In the present invention, the metal mechanical component and its slot can be regarded as a slot antenna, which can excite a low frequency band. In addition, the feeding structure used to feed the slot antenna can excite one or more high frequency bands. This design method can not only effectively reduce the overall size of the antenna structure, but also maintain good antenna radiation efficiency. Therefore, the size of the mobile device can be further reduced.

It is worth noting that, to realize the idea of the present invention, the mobile device must consider the following conditions: the first is the material, and the mechanical components constituting the slot antenna must be good conductors (such as metal mechanical components); the second is the size, Because the resonance frequency of the slot antenna is mainly determined by the size of the slot itself, the size of the slot should be close to the relevant wavelength of the resonance frequency band, and this wavelength is determined by the resonance principle of the slot antenna (in this embodiment, we set Set to 60mm, close to one-half wavelength).

The ordinal numbers in this specification and claims, such as "first", "second", "third", etc., have no sequential relationship with each other, and are only used to mark and distinguish two terms with the same name. of different components.

Although the present invention is disclosed above with preferred embodiments, it is not intended to limit the scope of the present invention. Anyone skilled in the art may make some changes and modifications without departing from the spirit and scope of the present invention.
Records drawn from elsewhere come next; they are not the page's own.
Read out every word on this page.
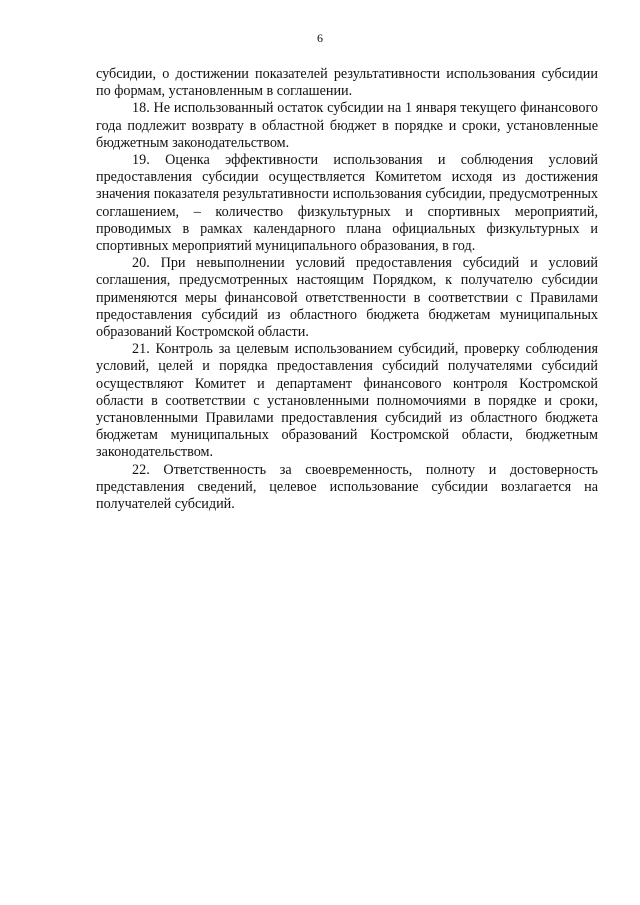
6

субсидии, о достижении показателей результативности использования субсидии по формам, установленным в соглашении.

18. Не использованный остаток субсидии на 1 января текущего финансового года подлежит возврату в областной бюджет в порядке и сроки, установленные бюджетным законодательством.

19. Оценка эффективности использования и соблюдения условий предоставления субсидии осуществляется Комитетом исходя из достижения значения показателя результативности использования субсидии, предусмотренных соглашением, – количество физкультурных и спортивных мероприятий, проводимых в рамках календарного плана официальных физкультурных и спортивных мероприятий муниципального образования, в год.

20. При невыполнении условий предоставления субсидий и условий соглашения, предусмотренных настоящим Порядком, к получателю субсидии применяются меры финансовой ответственности в соответствии с Правилами предоставления субсидий из областного бюджета бюджетам муниципальных образований Костромской области.

21. Контроль за целевым использованием субсидий, проверку соблюдения условий, целей и порядка предоставления субсидий получателями субсидий осуществляют Комитет и департамент финансового контроля Костромской области в соответствии с установленными полномочиями в порядке и сроки, установленными Правилами предоставления субсидий из областного бюджета бюджетам муниципальных образований Костромской области, бюджетным законодательством.

22. Ответственность за своевременность, полноту и достоверность представления сведений, целевое использование субсидии возлагается на получателей субсидий.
Therefore, the protection scope of the present invention should be determined by the scope defined by the appended claims.

Claims (10)

1. a mobile device, including:

One metal machine component, substantially one planar structure, wherein a closed type slotted eye is formed at this metal machine Within component；And

One feed-in structure, within wherein the upright projection of this feed-in structure is positioned at this slotted eye, and is coupled to one Signal source；

Wherein this metal machine component, this slotted eye, and this feed-in structure form an antenna structure, this metal Mechanism member and this slotted eye are i.e. considered as a slot antenna, and this slot antenna excites generation one low-frequency band, and is somebody's turn to do Feed-in structure excites one or more high frequency band of generation；

Wherein this mobile device is an intelligent mobile phone, a panel computer, or a notebook computer, and This metal machine component is a part for a shell of this mobile device.

2. mobile device as claimed in claim 1, also includes:

One coaxial wire, is coupled between this feed-in structure and this signal source.

3. mobile device as claimed in claim 1, also includes:

One medium substrate, wherein this feed-in structure is arranged on this medium substrate.

4. mobile device as claimed in claim 3, wherein this medium substrate is positioned at this metal machine component In Different Plane.

5. mobile device as claimed in claim 1, wherein this slotted eye substantially of this metal machine component L-shaped.

6. mobile device as claimed in claim 1, wherein this slotted eye substantially of this metal machine component Rectangle.

7. mobile device as claimed in claim 1, wherein this slotted eye of this metal machine component includes one relatively Wide portion and a narrower part, and within this feed-in structure is located substantially at this wider portion.

8. mobile device as claimed in claim 1, wherein this feed-in structure substantially rectangle.

9. mobile device as claimed in claim 1, wherein this metal machine component and this slotted eye excite generation One first frequency band, this first frequency band is about between 1570MHz and 1580MHz.

10. mobile device as claimed in claim 1, wherein this feed-in structure excites generation one second frequency Band and one the 3rd frequency band, this second frequency band about between 2400MHz and 2484MHz, and the 3rd Frequency band is about between 5150MHz and 5850MHz.